Sustainability objectives

Future Planet is a sustainability transformation platform which Daly and supply chain expert, Ingrid De Doncker, launched in October. It helps businesses to define, map and ultimately deliver on their sustainability objectives and to do so faster and cheaper than traditional sustainability audits which can take weeks to complete.

“We can reduce the time involved to less than a day, saving time and resources and speeding action,” Daly says. “This really matters because businesses can play a crucial role in meeting the net-zero target by reducing their own emissions.

“Tighter mandatory restrictions on emissions are inevitable and the stakes are very real for companies. Apart from climate change being a collective crisis for humankind, failure to have carbon targets in place can have a negative impact on access to capital, the ability to attract new investors and retain customer loyalty and to attract top talent.”

Daly says a major stumbling block for businesses is that they see corporate climate action as both costly and complicated. “Our mission with Future Planet is to be part of the solution, making it easier for companies to build a clear roadmap and achieve their sustainability targets while still delivering on their commercial goals,” he says.

Asked if there is a common thread to his start-ups, Daly says they have all been about identifying a significant problem and solving it at scale in an accessible way.

"I'm good at simplifying really complex tasks.
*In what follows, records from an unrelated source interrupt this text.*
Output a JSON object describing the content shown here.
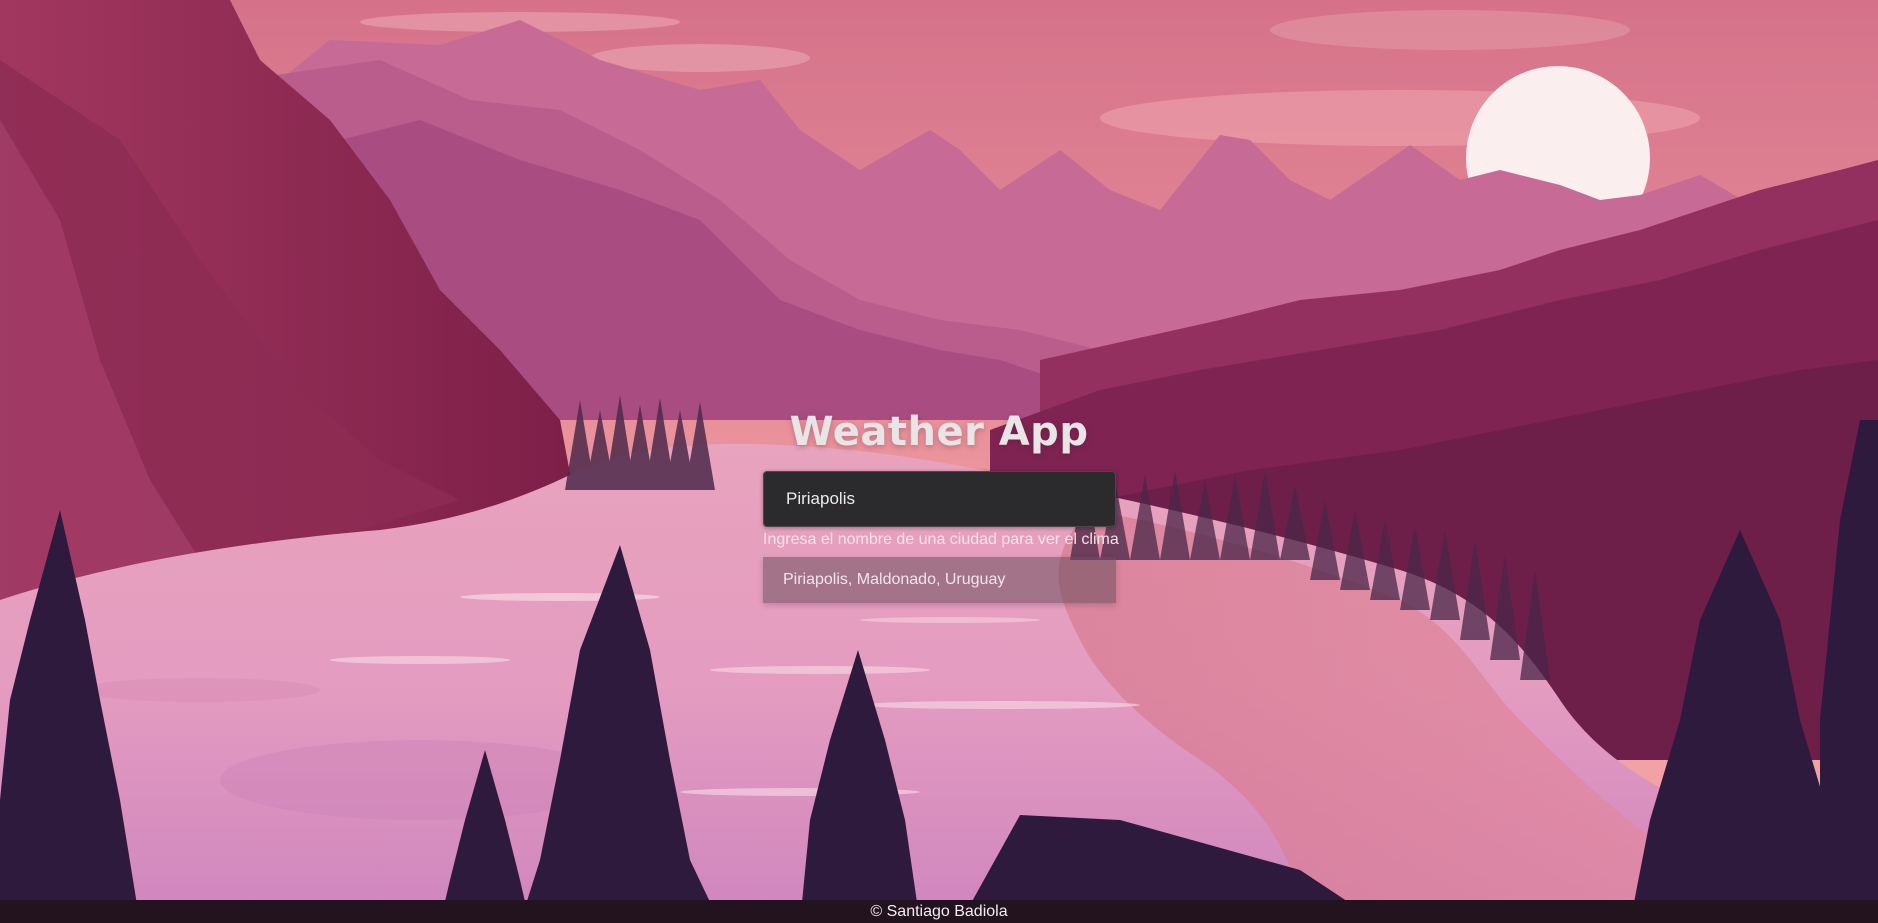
{
  "app": {
    "title": "Weather App"
  },
  "search": {
    "value": "Piriapolis",
    "helper_text": "Ingresa el nombre de una ciudad para ver el clima"
  },
  "suggestions": [
    {
      "label": "Piriapolis, Maldonado, Uruguay"
    }
  ],
  "footer": {
    "text": "© Santiago Badiola"
  },
  "theme": {
    "sky_top": "#d8748a",
    "sky_bottom": "#f0a0a4",
    "sun": "#fbeeee",
    "dark_tree": "#2e1a3d",
    "input_bg": "#2b2b2d",
    "footer_bg": "#22131f"
  }
}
For example, my first company was involved in launching the first technology platform for a life insurance company in Ireland. Altify was set up to fix the sales training market because I thought it was fundamentally broken and a lot of time and money were being wasted.

“My businesses involve applying and structuring knowledge and using technology to make it easy for people to do whatever it is they need to do.

“I’ve been building cloud-based software applications for over 20 years. Future Planet is another one but the domain is different. We may be only around a wet week in terms of our launch, but we’ve been building the platform for a year and a half and the product is up and running and active at industrial strength.”

In charge

Daly enjoys solving problems and starting businesses, but he’s not precious about always being the one in charge. He recruited a CEO for Altify two years before the sale and he’s now looking for a CEO for Future Planet.

“If it hadn’t been for Covid I probably wouldn’t have been in so deep for so long without putting a team in place,” he says. “I have no issue working 60 or 80 hours a week but not on operational stuff. That’s not where I can have maximum impact at this point.”

Daly is low key about his achievements which also stretch to writing six business books, including three Amazon best sellers, while in 2005 he founded the Altify Foundation which is focused on human rights and social injustice with climate change now very much on the agenda.

“It’s really important that governments do what they do. It’s really important that businesses do what they do. But each one of us can look after our own couple of percent change while we’re waiting for the bigger change to happen,” he says.

“With respect to the planet, I believe that people fundamentally want to do the right thing. But they don’t know what to do or how to go about it. To me it’s a knowledge-based problem that needs solving.”